King Charles to gradually replace Queen Elizabeth on British banknotes from mid-2024
- Queen Elizabeth’s image has appeared on at least 33 different currencies, according to the Guinness Book of World Records
- The queen’s image was replaced on Hong Kong currency with the Bauhinia blakeana flower beginning in 1993
The Royal Mint separately confirmed on Tuesday that King Charles also will begin to appear on British coins at a later date.
Queen Elizabeth’s image has appeared on British banknotes since 1960 and appeared on at least 33 different currencies worldwide, the most of any monarch, according to the Guinness Book of World Records.
There are 27 billion coins featuring her image in circulation in Britain, the Royal Mint said.
Five British monarchs had been featured on the city’s legal tender during their reign since Queen Victoria in 1863. The change was made ahead of Hong Kong’s handover back to China in 1997.

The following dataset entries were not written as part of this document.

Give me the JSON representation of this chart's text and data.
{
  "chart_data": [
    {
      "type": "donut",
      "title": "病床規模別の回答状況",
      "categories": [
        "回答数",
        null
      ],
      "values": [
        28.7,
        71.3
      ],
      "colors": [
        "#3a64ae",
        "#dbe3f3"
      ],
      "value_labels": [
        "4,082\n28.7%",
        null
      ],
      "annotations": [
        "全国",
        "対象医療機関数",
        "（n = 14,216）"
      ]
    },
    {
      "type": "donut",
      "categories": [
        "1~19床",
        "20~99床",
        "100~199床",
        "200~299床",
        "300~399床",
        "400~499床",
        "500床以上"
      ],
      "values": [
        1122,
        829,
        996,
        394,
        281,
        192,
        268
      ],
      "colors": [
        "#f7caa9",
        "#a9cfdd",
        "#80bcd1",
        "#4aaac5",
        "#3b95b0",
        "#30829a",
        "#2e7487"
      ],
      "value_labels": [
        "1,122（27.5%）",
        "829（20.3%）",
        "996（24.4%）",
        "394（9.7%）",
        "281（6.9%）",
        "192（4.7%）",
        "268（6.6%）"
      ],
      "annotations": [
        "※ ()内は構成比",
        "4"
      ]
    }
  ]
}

The Bank of England introduced the first polymer banknotes in 2016, which were designed to last longer and be harder to counterfeit than older paper notes.

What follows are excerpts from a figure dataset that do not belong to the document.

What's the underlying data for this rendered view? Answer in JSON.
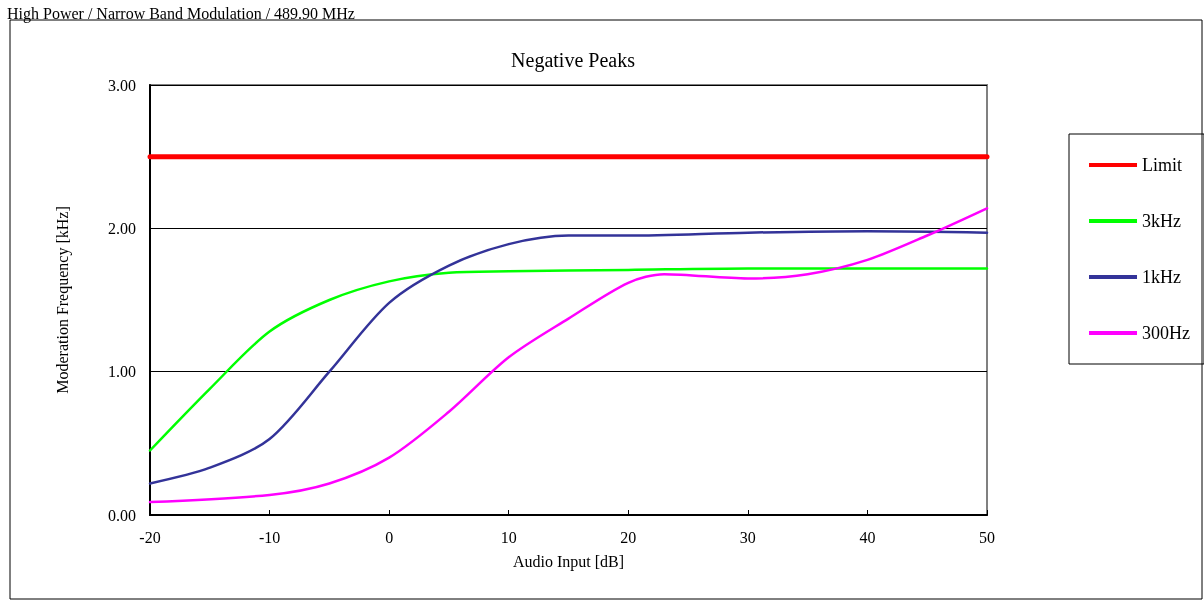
{
  "chart_data": {
    "type": "line",
    "title": "Negative Peaks",
    "subtitle": "High Power / Narrow Band Modulation / 489.90 MHz",
    "xlabel": "Audio Input [dB]",
    "ylabel": "Moderation Frequency [kHz]",
    "xlim": [
      -20,
      50
    ],
    "xticks": [
      -20,
      -10,
      0,
      10,
      20,
      30,
      40,
      50
    ],
    "ylim": [
      0,
      3
    ],
    "yticks": [
      {
        "value": 0,
        "label": "0.00"
      },
      {
        "value": 1,
        "label": "1.00"
      },
      {
        "value": 2,
        "label": "2.00"
      },
      {
        "value": 3,
        "label": "3.00"
      }
    ],
    "grid": "y",
    "legend": "right",
    "marker": "none",
    "line_style": "solid",
    "series": [
      {
        "name": "Limit",
        "color": "#ff0000",
        "x": [
          -20,
          50
        ],
        "values": [
          2.5,
          2.5
        ]
      },
      {
        "name": "3kHz",
        "color": "#00ff00",
        "x": [
          -20,
          -15,
          -10,
          -5,
          0,
          5,
          10,
          20,
          30,
          40,
          50
        ],
        "values": [
          0.45,
          0.88,
          1.28,
          1.5,
          1.63,
          1.69,
          1.7,
          1.71,
          1.72,
          1.72,
          1.72
        ]
      },
      {
        "name": "1kHz",
        "color": "#333399",
        "x": [
          -20,
          -15,
          -10,
          -5,
          0,
          5,
          10,
          15,
          20,
          30,
          40,
          50
        ],
        "values": [
          0.22,
          0.33,
          0.53,
          1.0,
          1.48,
          1.74,
          1.89,
          1.95,
          1.95,
          1.97,
          1.98,
          1.97
        ]
      },
      {
        "name": "300Hz",
        "color": "#ff00ff",
        "x": [
          -20,
          -10,
          -5,
          0,
          5,
          10,
          15,
          20,
          23,
          30,
          35,
          40,
          45,
          50
        ],
        "values": [
          0.09,
          0.14,
          0.22,
          0.4,
          0.72,
          1.1,
          1.37,
          1.62,
          1.68,
          1.65,
          1.68,
          1.78,
          1.95,
          2.14
        ]
      }
    ]
  }
}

King Charles’s portrait will appear on existing designs of all four polymer banknotes in circulation – the £5, £10, £20 and £50 – and there will be no additional changes to the existing banknote designs. A cameo portrait of the king also will appear on the notes’ see-through security window.
Images of the new currency featuring King Charles will be revealed at a later date, according to the Bank of England and the Royal Mint.
The announcement also comes as the British pound fell to a record low against the US dollar on Monday and has declined against other currencies on concerns about the British government’s plan to address a cost-of-living crisis sparked by surging energy prices.
On Friday, Treasury chief Kwasi Kwarteng unveiled a plan to borrow £60 billion to help support households and businesses with their energy bills this winter, while introducing the biggest cut in taxes in Britain in a half-century to try to spur growth.
The plan has unnerved the markets, with the pound reaching a low of US$1.035 on Monday. The pound recovered some of those losses on Tuesday, rising 1.1 per cent to US$1.08 in midmorning trading in London.